In der Rechtsprechung um die Haftung fremder Inhalte auf der eigenen Homepage tut sich Neues auf in Hamburg. Grund genug, sich den Beschluss des OLG einmal genauer anzusehen. Es geht darin um die Haftung von Diensteanbietern für die Inhalte Dritter. Bislang lautet die einhellige Rechtsprechung dazu so, dass man grundsätzlich nicht für Inhalte Dritter haftet, solange man keine Kenntnis von diesen hat (§ 10 TMG). Das ist soweit klar und dürfte mittlerweile auch unbestritten sein (vgl. u.a. BGH – VI ZR 93/10 m.w.N.). Bekommt man als Webseitenbetreiber einen Hinweis oder eine konkrete Meldung auf einen möglichen Verstoß, so muss man diesem nachgehen, sonst riskiert man eine teure Abmahnung in der Folge. Reagiert man aber ordentlich darauf und löscht den beanstandeten Inhalt, weil er zu Recht moniert wurde, dann hat es sich für den Betreiber erledigt. Weder muss er in der Regel eine Unterlassungserklärung abgeben, noch Anwaltsgebühren oder Schadenersatz bezahlen.

Haftung als Gehilfe

Aus Hamburg weht nun allerdings frischer Wind durch die Störerhaftung. Die obersten hanseatischen Richter dehnen die Störerhaftung aus.

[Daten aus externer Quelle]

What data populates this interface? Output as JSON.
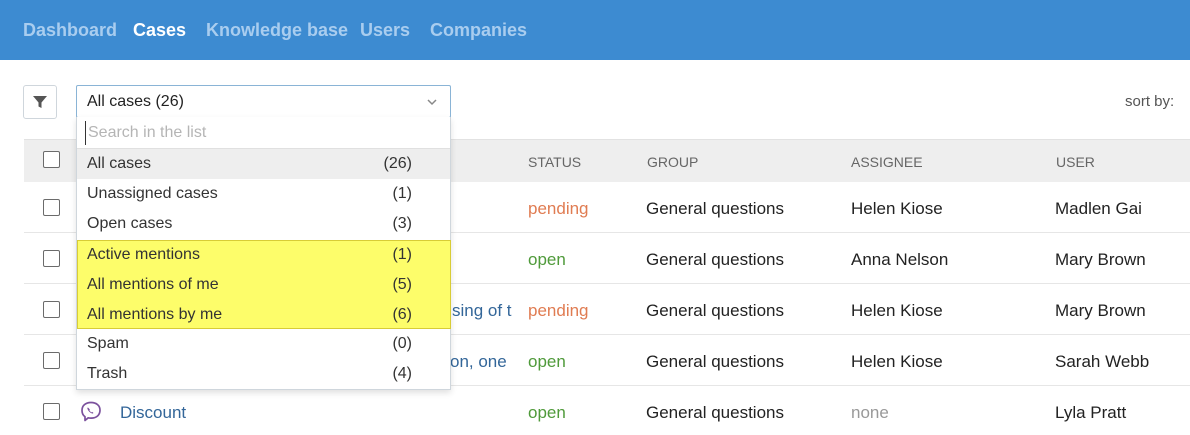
{
  "nav": {
    "items": [
      {
        "label": "Dashboard",
        "active": false
      },
      {
        "label": "Cases",
        "active": true
      },
      {
        "label": "Knowledge base",
        "active": false
      },
      {
        "label": "Users",
        "active": false
      },
      {
        "label": "Companies",
        "active": false
      }
    ]
  },
  "toolbar": {
    "filter_icon": "funnel-icon",
    "sort_label": "sort by:"
  },
  "case_filter": {
    "selected": "All cases (26)",
    "search_placeholder": "Search in the list",
    "options": [
      {
        "label": "All cases",
        "count": "(26)",
        "selected": true,
        "highlighted": false
      },
      {
        "label": "Unassigned cases",
        "count": "(1)",
        "selected": false,
        "highlighted": false
      },
      {
        "label": "Open cases",
        "count": "(3)",
        "selected": false,
        "highlighted": false
      },
      {
        "label": "Active mentions",
        "count": "(1)",
        "selected": false,
        "highlighted": true
      },
      {
        "label": "All mentions of me",
        "count": "(5)",
        "selected": false,
        "highlighted": true
      },
      {
        "label": "All mentions by me",
        "count": "(6)",
        "selected": false,
        "highlighted": true
      },
      {
        "label": "Spam",
        "count": "(0)",
        "selected": false,
        "highlighted": false
      },
      {
        "label": "Trash",
        "count": "(4)",
        "selected": false,
        "highlighted": false
      }
    ],
    "highlight_color": "#fdfd6a"
  },
  "table": {
    "columns": [
      "STATUS",
      "GROUP",
      "ASSIGNEE",
      "USER"
    ],
    "rows": [
      {
        "subject": "",
        "status": "pending",
        "group": "General questions",
        "assignee": "Helen Kiose",
        "user": "Madlen Gai"
      },
      {
        "subject": "",
        "status": "open",
        "group": "General questions",
        "assignee": "Anna Nelson",
        "user": "Mary Brown"
      },
      {
        "subject": "sing of t",
        "status": "pending",
        "group": "General questions",
        "assignee": "Helen Kiose",
        "user": "Mary Brown"
      },
      {
        "subject": "on, one",
        "status": "open",
        "group": "General questions",
        "assignee": "Helen Kiose",
        "user": "Sarah Webb"
      },
      {
        "subject": "Discount",
        "status": "open",
        "group": "General questions",
        "assignee": "none",
        "user": "Lyla Pratt",
        "channel_icon": "viber-icon"
      }
    ]
  },
  "colors": {
    "topbar": "#3d8bd1",
    "pending": "#e07c52",
    "open": "#4f9a3a"
  }
}
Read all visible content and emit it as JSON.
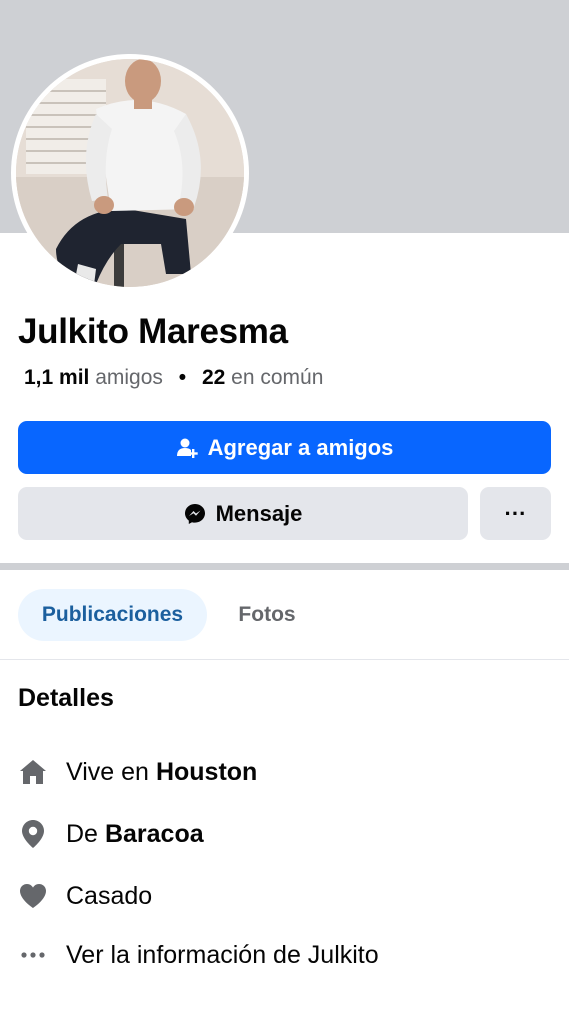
{
  "profile": {
    "name": "Julkito Maresma",
    "friends_count": "1,1 mil",
    "friends_label": "amigos",
    "separator": "•",
    "mutual_count": "22",
    "mutual_label": "en común"
  },
  "actions": {
    "add_friend": "Agregar a amigos",
    "message": "Mensaje",
    "more": "···"
  },
  "tabs": [
    {
      "label": "Publicaciones",
      "active": true
    },
    {
      "label": "Fotos",
      "active": false
    }
  ],
  "details": {
    "title": "Detalles",
    "lives_in_prefix": "Vive en",
    "lives_in_place": "Houston",
    "from_prefix": "De",
    "from_place": "Baracoa",
    "relationship": "Casado",
    "see_more": "Ver la información de Julkito"
  },
  "icons": {
    "add_friend": "person-plus-icon",
    "message": "messenger-icon",
    "home": "home-icon",
    "location": "location-pin-icon",
    "relationship": "heart-icon",
    "more": "ellipsis-icon"
  },
  "colors": {
    "primary": "#0866ff",
    "cover": "#ced0d4",
    "secondary_button": "#e4e6eb",
    "active_tab_bg": "#ebf5ff",
    "active_tab_text": "#1b5f9e",
    "muted_text": "#65676b",
    "icon_gray": "#65676b"
  }
}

Im wesentlich geht es darum, dass, wenn ein Betreiber nicht in akzeptabler Zeit auf eine Meldung reagiert, er nicht nur als Störer in Anspruch genommen werden kann, sondern auch als Gehilfe (§ 27 StGB). Das bedeutet in der Konsequenz, dass er nicht nur auf Unterlassung in Anspruch genommen werden kann, sondern auch auf Schadenersatz. Ähnlich, als habe er die Urheberrechtsverletzung selbst begangen.

Die Richter betonen dabei, dass sich der Webseitenbetreiber nicht (mehr) auf das Haftungsprivileg des § 10 TMG berufen kann, wenn er trotz der positiver Kenntnis einfach weiterhin untätig bleibt. Eben dann haftet er ganz normal nach den allgemeinen Grundsätzen und somit auch auf Schadensersatz. Zudem kommen strafrechtliche Konsequenzen für die Personen beim Anbieter in Betracht, die nicht auf die Meldung reagiert haben. Juristisch gesehen, gehen die Richter von einem  bedingten Vorsatz aus, nachdem der Betreiber zwar Kenntnis von der Urheberrechtsverletzung hat aber trotzdem weiterhin untätig bleibt. Er nimmt damit die Rechtsverletzung „billigend in Kauf“.

Fazit

Man darf gespannt sein, wie sich die Rechtsprechung in Sachen Gehilfenhaftung entwickelt. Es wird dadurch einmal mehr wichtig, auf Meldungen richtig und zeitnah zu reagieren. Übrigens: Wie so eine Meldung aussehen kann und wie wenig Inhalt und Nachweise dafür eigentlich notwendig sind, habe ich hier bereits besprochen.